Submitted to: Journal of Agricultural and Food Chemistry
Publication Type: Peer Reviewed Journal
Publication Acceptance Date: March 8, 2000
Publication Date: N/A
Interpretive Summary: The cell walls of forage plants provide bacteria to digest fiber, which provide feed nutrients to cattle and other ruminant animals. However, bacterial digestion of these cell walls occurs much more slowly than does the digestion of cereal grains. This poor digestibility appears to be due primarily to the presence of lignin and related structures that protect the esugar polymers from bacterial digestion. To test whether chemical interactions between the sugar polymers themselves might affect digestion independent of lignin, we grew a cellulose-producing bacterium in the presence of xylan (another sugar polymer) so that a model cell wall was produced that contained cellulose and xylan, but no lignin. Digestion experiments revealed that rumen bacteria from a cow digested this composite polymer at a rate similar to the digestion rates of the two individual sugar polymers, suggesting that the interactions among the sugar polymers do not inhibit digestion. The results provide information useful to plant scientists attempting to improve digestibility by reducing the effects of lignin and related compounds in forage plants.

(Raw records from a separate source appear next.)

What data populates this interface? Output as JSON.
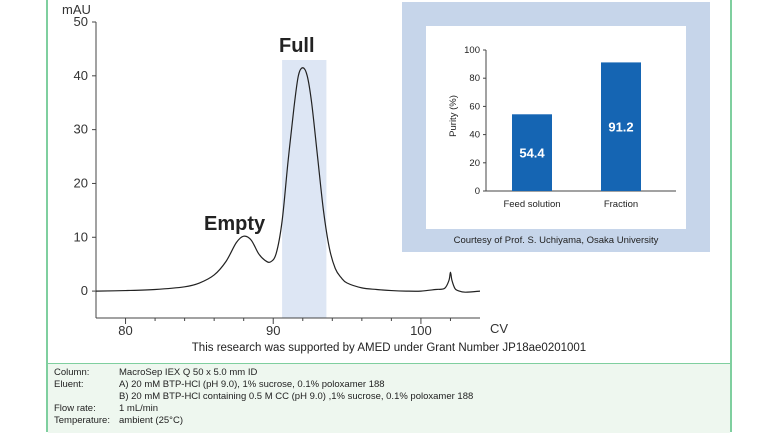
{
  "chart_data": [
    {
      "type": "line",
      "title": "",
      "ylabel": "mAU",
      "xlabel": "CV",
      "xlim": [
        78,
        104
      ],
      "ylim": [
        -5,
        50
      ],
      "x_ticks": [
        80,
        90,
        100
      ],
      "y_ticks": [
        0,
        10,
        20,
        30,
        40,
        50
      ],
      "highlight_region": [
        90.6,
        93.6
      ],
      "annotations": [
        {
          "text": "Empty",
          "x": 88,
          "y": 13
        },
        {
          "text": "Full",
          "x": 92,
          "y": 45
        }
      ],
      "series": [
        {
          "x": [
            78,
            80,
            82,
            84,
            85,
            86,
            86.8,
            87.5,
            88,
            88.5,
            89,
            89.4,
            89.8,
            90.2,
            90.6,
            91,
            91.4,
            91.7,
            92,
            92.3,
            92.6,
            93,
            93.4,
            93.8,
            94.2,
            94.6,
            95,
            96,
            97,
            98,
            99,
            100,
            101,
            101.6,
            101.9,
            102,
            102.1,
            102.3,
            102.5,
            103,
            104
          ],
          "y": [
            0,
            0.1,
            0.3,
            0.8,
            1.5,
            3,
            5.5,
            9,
            10.2,
            9.5,
            7,
            5.8,
            5.4,
            7,
            13,
            24,
            34,
            40,
            41.5,
            40,
            35,
            25,
            15,
            8,
            4.2,
            2.5,
            1.5,
            0.6,
            0.3,
            0.1,
            0,
            0,
            0.3,
            0.5,
            2,
            3.5,
            2,
            0.5,
            0.1,
            -0.2,
            0
          ]
        }
      ]
    },
    {
      "type": "bar",
      "title": "",
      "ylabel": "Purity (%)",
      "xlabel": "",
      "ylim": [
        0,
        100
      ],
      "y_ticks": [
        0,
        20,
        40,
        60,
        80,
        100
      ],
      "categories": [
        "Feed solution",
        "Fraction"
      ],
      "values": [
        54.4,
        91.2
      ],
      "bar_color": "#1565b3"
    }
  ],
  "labels": {
    "chrom_y_unit": "mAU",
    "chrom_x_unit": "CV",
    "empty_label": "Empty",
    "full_label": "Full",
    "bar_value_1": "54.4",
    "bar_value_2": "91.2",
    "inset_ylabel": "Purity (%)",
    "inset_credit": "Courtesy of Prof. S. Uchiyama, Osaka University",
    "support_note": "This research was supported by AMED under Grant Number JP18ae0201001"
  },
  "conditions": [
    {
      "label": "Column:",
      "value": "MacroSep IEX Q 50 x 5.0 mm ID"
    },
    {
      "label": "Eluent:",
      "value": "A) 20 mM BTP-HCl (pH 9.0), 1% sucrose, 0.1% poloxamer 188"
    },
    {
      "label": "",
      "value": "B) 20 mM BTP-HCl containing 0.5 M CC (pH 9.0) ,1% sucrose, 0.1% poloxamer 188"
    },
    {
      "label": "Flow rate:",
      "value": "1 mL/min"
    },
    {
      "label": "Temperature:",
      "value": "ambient (25°C)"
    }
  ],
  "colors": {
    "highlight": "#dde6f4",
    "inset_background": "#c6d5ea",
    "bar": "#1565b3",
    "frame": "#7fcf9f",
    "conditions_background": "#eef7ef"
  }
}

Technical Abstract: Growth of the cellulose-synthesizing bacterium Acetobacter xylinum ATCC 53524 in media supplemented with 5% (w/v) glucose and 0.2% (w/v) of a water soluble, nearly linear xylan from tobacco stalks resulted in the synthesis of a highly crystalline composite that contained about 10% xylan and about 90% cellulose. The digestion of this composite by mixed ruminal microflora displayed kinetics of gas production similar to those of an unassociated mixture of the two components added in a xylan/cellulose ratio similar to that of the composite. The data suggest that intimate association of xylan and cellulose, as is typically found in plant cell walls, does not inhibit the rate of digestion of the component polysaccharides.